I always found it fascinating that Louis could drop the monosyllabic black gunman shtick if the subject required it, but I didn't point it out to him.
"So Tony Celli thinks he's a financial wizard, and some people in Boston believe him," he went on. "He takes care of laundering, passes a lot of money through offshore banks and paper companies, until it finds its way back into the right accounts. He deals with the accountants, but he's also the first point of contact for any cash. He's like the thinnest part of an hourglass: everything has to go through him to get to somewhere else. And sometimes, Tony makes investments on the side using other people's money, or makes a little on currency exchanges, and keeps what he makes. No one cares, long as he doesn't get too greedy."
"Let me guess," I interrupted. "Tony got too greedy."

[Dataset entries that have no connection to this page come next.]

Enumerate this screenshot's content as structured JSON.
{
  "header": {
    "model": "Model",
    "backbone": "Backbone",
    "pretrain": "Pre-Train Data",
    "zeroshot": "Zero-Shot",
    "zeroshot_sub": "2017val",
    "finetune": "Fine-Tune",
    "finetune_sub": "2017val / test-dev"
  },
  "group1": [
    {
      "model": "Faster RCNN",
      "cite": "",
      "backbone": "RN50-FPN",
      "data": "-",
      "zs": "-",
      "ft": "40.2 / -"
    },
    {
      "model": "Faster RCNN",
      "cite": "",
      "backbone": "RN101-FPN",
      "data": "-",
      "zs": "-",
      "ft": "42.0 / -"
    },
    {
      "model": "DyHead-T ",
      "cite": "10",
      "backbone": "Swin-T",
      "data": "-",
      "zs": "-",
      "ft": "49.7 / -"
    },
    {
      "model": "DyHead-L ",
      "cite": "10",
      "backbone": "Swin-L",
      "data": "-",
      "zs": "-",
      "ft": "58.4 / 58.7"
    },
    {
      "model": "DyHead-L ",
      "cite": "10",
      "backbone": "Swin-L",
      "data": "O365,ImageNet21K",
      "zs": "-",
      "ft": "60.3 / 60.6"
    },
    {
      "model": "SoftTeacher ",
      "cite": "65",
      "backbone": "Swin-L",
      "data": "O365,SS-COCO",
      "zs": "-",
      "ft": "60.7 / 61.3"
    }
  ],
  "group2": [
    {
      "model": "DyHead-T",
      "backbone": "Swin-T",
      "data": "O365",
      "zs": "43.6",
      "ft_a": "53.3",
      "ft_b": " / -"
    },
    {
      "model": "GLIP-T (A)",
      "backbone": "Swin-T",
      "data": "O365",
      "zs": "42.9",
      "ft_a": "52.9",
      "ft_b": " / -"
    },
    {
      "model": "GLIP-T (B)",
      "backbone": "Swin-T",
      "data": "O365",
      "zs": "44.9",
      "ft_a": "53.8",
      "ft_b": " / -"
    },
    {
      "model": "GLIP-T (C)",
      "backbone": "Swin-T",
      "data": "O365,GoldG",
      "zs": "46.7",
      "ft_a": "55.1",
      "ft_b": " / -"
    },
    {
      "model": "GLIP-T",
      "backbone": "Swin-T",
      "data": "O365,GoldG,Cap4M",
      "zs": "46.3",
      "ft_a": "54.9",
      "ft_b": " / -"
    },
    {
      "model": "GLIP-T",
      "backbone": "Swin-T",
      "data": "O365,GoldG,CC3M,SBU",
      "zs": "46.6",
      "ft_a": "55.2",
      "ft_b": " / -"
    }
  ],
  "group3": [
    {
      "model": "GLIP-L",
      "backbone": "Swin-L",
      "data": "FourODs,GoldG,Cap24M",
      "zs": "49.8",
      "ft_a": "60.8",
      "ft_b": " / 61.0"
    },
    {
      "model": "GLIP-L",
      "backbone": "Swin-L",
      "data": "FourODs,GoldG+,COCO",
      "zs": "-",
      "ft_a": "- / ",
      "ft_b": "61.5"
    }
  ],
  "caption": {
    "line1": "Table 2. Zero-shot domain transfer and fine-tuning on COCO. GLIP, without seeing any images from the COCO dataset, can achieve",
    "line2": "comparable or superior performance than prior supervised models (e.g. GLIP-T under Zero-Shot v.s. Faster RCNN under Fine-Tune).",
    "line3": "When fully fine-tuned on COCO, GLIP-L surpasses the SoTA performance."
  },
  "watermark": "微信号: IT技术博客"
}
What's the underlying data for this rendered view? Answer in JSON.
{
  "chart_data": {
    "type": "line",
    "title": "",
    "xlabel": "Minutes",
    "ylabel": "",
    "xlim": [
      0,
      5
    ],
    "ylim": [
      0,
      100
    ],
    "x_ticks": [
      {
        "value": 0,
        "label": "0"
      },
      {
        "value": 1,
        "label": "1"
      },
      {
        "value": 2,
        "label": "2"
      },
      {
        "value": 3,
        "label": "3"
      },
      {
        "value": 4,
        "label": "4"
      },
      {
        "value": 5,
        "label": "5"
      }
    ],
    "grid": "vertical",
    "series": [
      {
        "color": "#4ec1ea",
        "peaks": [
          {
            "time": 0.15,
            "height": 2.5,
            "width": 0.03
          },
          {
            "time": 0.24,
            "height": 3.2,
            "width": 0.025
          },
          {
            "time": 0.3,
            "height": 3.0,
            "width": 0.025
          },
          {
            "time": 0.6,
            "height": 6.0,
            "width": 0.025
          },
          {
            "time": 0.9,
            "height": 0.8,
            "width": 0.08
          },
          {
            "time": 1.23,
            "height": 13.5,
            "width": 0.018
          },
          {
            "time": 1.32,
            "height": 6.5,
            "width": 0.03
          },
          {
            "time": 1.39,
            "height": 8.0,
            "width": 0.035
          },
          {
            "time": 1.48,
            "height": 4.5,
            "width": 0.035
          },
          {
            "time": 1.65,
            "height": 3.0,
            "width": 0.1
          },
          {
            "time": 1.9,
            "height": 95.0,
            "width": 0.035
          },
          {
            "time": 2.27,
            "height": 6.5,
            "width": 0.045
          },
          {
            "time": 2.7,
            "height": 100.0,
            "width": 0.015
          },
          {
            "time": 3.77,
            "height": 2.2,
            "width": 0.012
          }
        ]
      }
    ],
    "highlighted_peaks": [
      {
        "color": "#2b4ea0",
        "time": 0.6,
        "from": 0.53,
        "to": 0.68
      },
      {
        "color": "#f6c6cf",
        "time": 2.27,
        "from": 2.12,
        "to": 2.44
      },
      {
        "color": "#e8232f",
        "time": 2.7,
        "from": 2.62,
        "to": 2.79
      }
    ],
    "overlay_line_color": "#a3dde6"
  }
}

Louis nodded. "Tony's tired of being an Indian and now he wants to be a chief. He figures he needs money to do that, more than he's got. So he gets talking to some derivatives salesman who doesn't have a fucking clue who Tony is beyond the fact that hea wop in a striped shirt with money to spend, because Tony is trying to keep his dealings as low-key as possible. He convinces Tony to buy a variation on these PERLS, linked to the difference between the value of some Southeast Asian currencies and a basket of other currencies-dollars, Swiss francs, German marks, I heard-and pockets the commission. The thing is so dangerous it should be ticking, but Tony buys in for one and a half million dollars, most of which isn't his own money, because there are midwestern insurance companies and pension funds in on the deal too and Tony figures wrongly that they're too conservative to bet on a risky hand. It's purely a short-term investment, and Tony figures he'll have his money made before anybody notices he's holding onto the cash for longer than usual."
"So what happened?"
"You read the papers. The yen plummets, banks fail, the whole economy of Southeast Asia starts to come unstuck.
The value of Tony's bonds falls by 95 percent in forty-eight hours, and his life expectancy falls by roughly the same amount. Tony sends some people to look for the salesman and they find him in Zip City down on 18th Street, laughing about how he ripped some guy's face off. That's what these salesmen call it when they sell someone an exploding bond."
And with those words, according to Louis, the salesman had signed his own death warrant. He was taken when he went to the bathroom, brought to a basement in Queens and tied to a chair. Then Tony came in, stuck his fingers in the soft flesh beneath the guychin, and started to pull. It took him less than two minutes to tear the guy's face apart, then they put him in a car and beat him to death in some woods upstate.
Louis picked up the knife again, gave it a couple of extra spins for good luck, then put it back in its wooden block. There was no blood on his fingertip, despite the pressure of the knifepoint. "So Tony's in the hole for the cash, and some people higher up start getting concerned about the length of time it's taking for their money to reach them. Then Tony gets lucky: a mook in Toronto, who owes Tony big time, tells him about this old Cambodian guy living the quiet life in Hamilton, south of the city. It seems the old man was Khmer Rouge, used to be a deputy director in the Tuol Seng camp in Phnom Penh."
I had heard of Tuol Seng. It had once been a school in the Cambodian capital, but was converted into a place of torture and execution by the Khmer Rouge when they took over the country. Tuol Seng had been run by the big-eared camp director known as Comrade Deuch, who had used whips, chains, poisonous reptiles and water to torture and kill maybe sixteen thousand people, including Westerners who strayed too close to the Cambodian coast.